Wie fertig ist Theresa May mit der Welt?
24. Oktober 2017In der letzten Woche drehte sich alles um Theresa May. Wir sehen sie hier in Brüssel mit Blumentöpfen reden. Vielleicht weil keiner in ihrer Regierung ihr mehr zuhört? Oder hat sie leise zum Gott der kleinen Dinge gebetet, er möge diesen schrecklichen Tag, den grässlichen Gipfel und den ganzen scheußlichen Brexit vorbei sein lassen? Vielleicht hat die Premierministerin auch darüber nachgedacht, allem ein Ende zu machen, einfach weg zu gehen, um auf dem Land ein stilles Leben mit ihrem Ehemann Philip zu führen. Aber als pflichtbewusste Tochter eines Pfarrers macht sie weiter. Die Geschichte wird darüber richten, ob sie sich, ihrem Land und uns allen damit einen Gefallen tut.

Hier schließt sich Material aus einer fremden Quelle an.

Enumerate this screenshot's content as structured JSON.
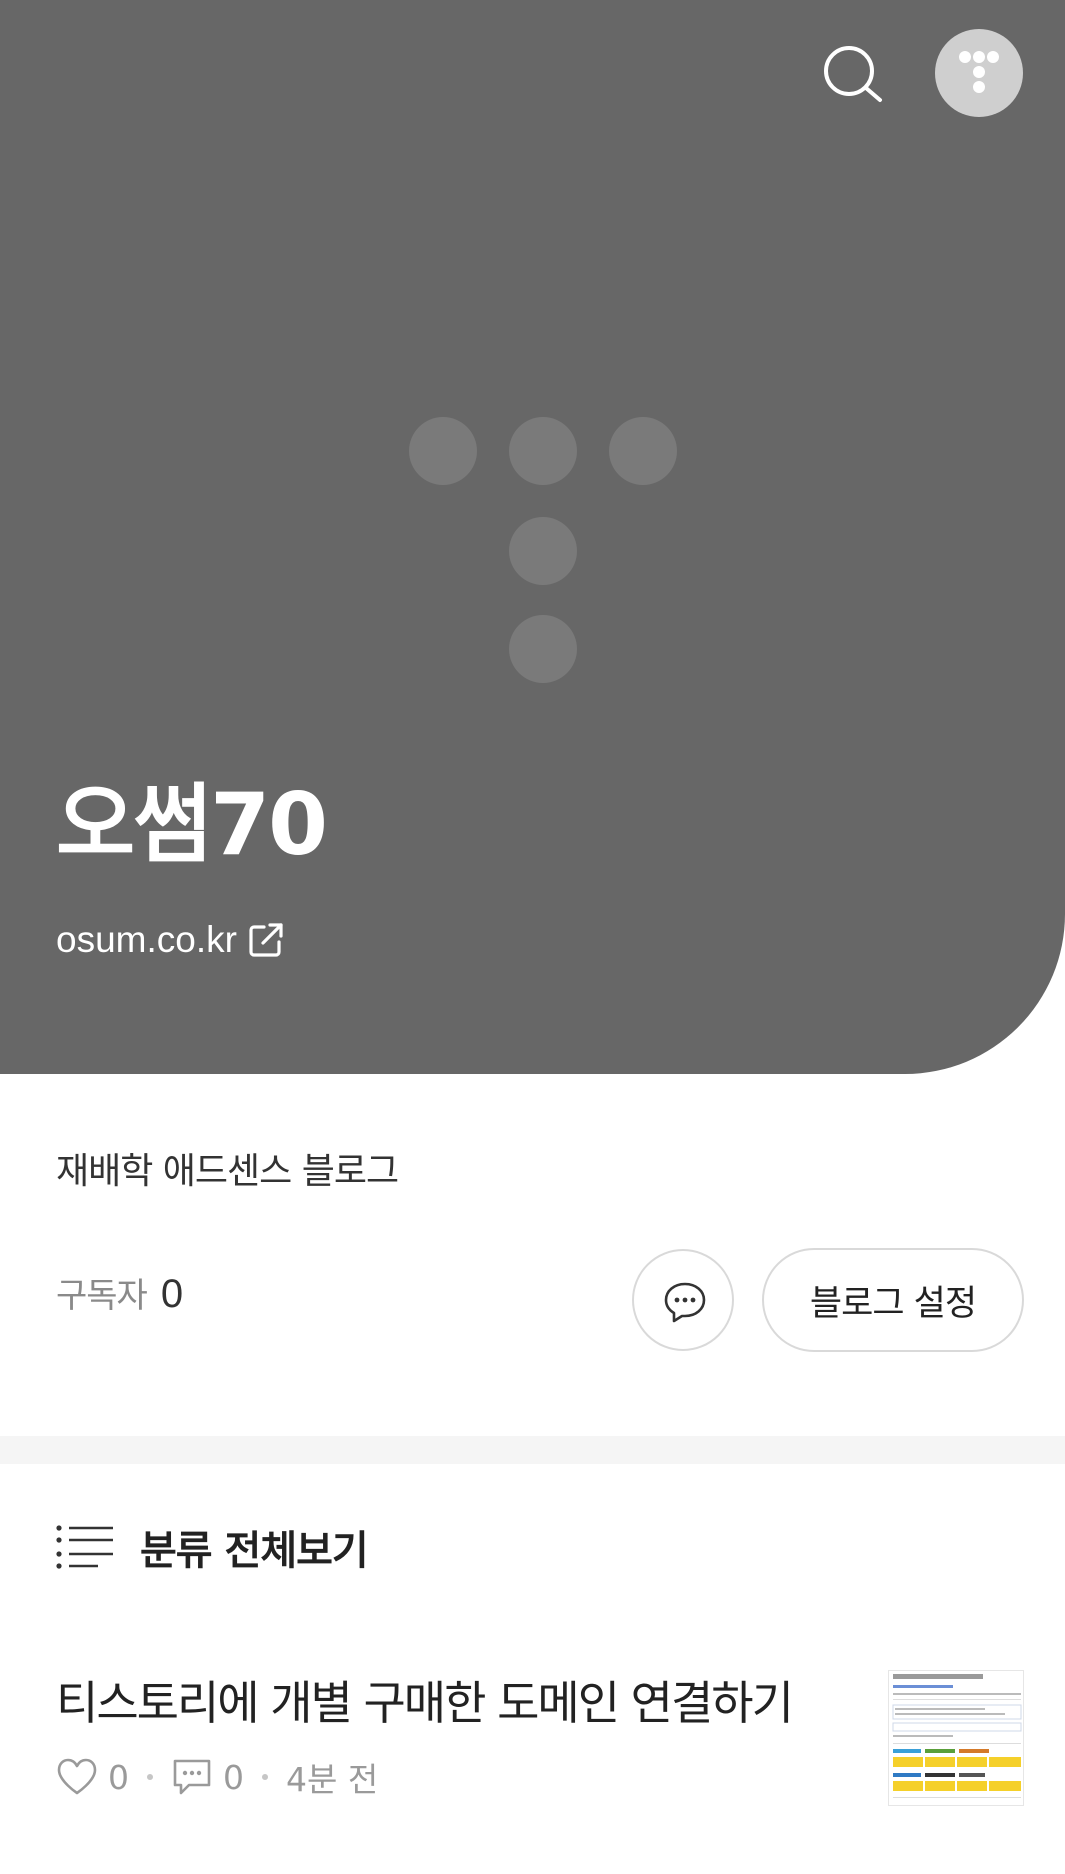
{
  "header": {
    "search_icon": "search-icon",
    "menu_icon": "tistory-menu-icon"
  },
  "hero": {
    "background_color": "#676767",
    "logo_icon": "tistory-logo-icon",
    "blog_name": "오썸70",
    "blog_url": "osum.co.kr",
    "external_link_icon": "external-link-icon"
  },
  "profile": {
    "description": "재배학 애드센스 블로그",
    "subscriber_label": "구독자",
    "subscriber_count": "0",
    "chat_icon": "chat-bubble-icon",
    "settings_label": "블로그 설정"
  },
  "category": {
    "icon": "list-icon",
    "label": "분류 전체보기"
  },
  "posts": [
    {
      "title": "티스토리에 개별 구매한 도메인 연결하기",
      "likes": "0",
      "comments": "0",
      "time": "4분 전"
    }
  ]
}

Es war die Woche des Gipfeltreffens, wo die EU und Großbritannien vorsichtig in Richtung eines Fortschritts in den Verhandlungen voran schritten, um bis Weihnachten ausreichenden Fortschritt zu erzielen. Schließlich gaben die Mitgliedsstaaten grünes Licht für interne Vorgespräche über die Gestalt eines künftigen Deals. Das war kaum eine Nachricht, die aber als Olivenzweig für die Premierministerin verkleidet war. Damit ist die Erlaubnis gegeben, über das spätere Verhältnis mit dem Königreich nachzudenken, aber nicht darüber zu reden. Oder nur ein bisschen.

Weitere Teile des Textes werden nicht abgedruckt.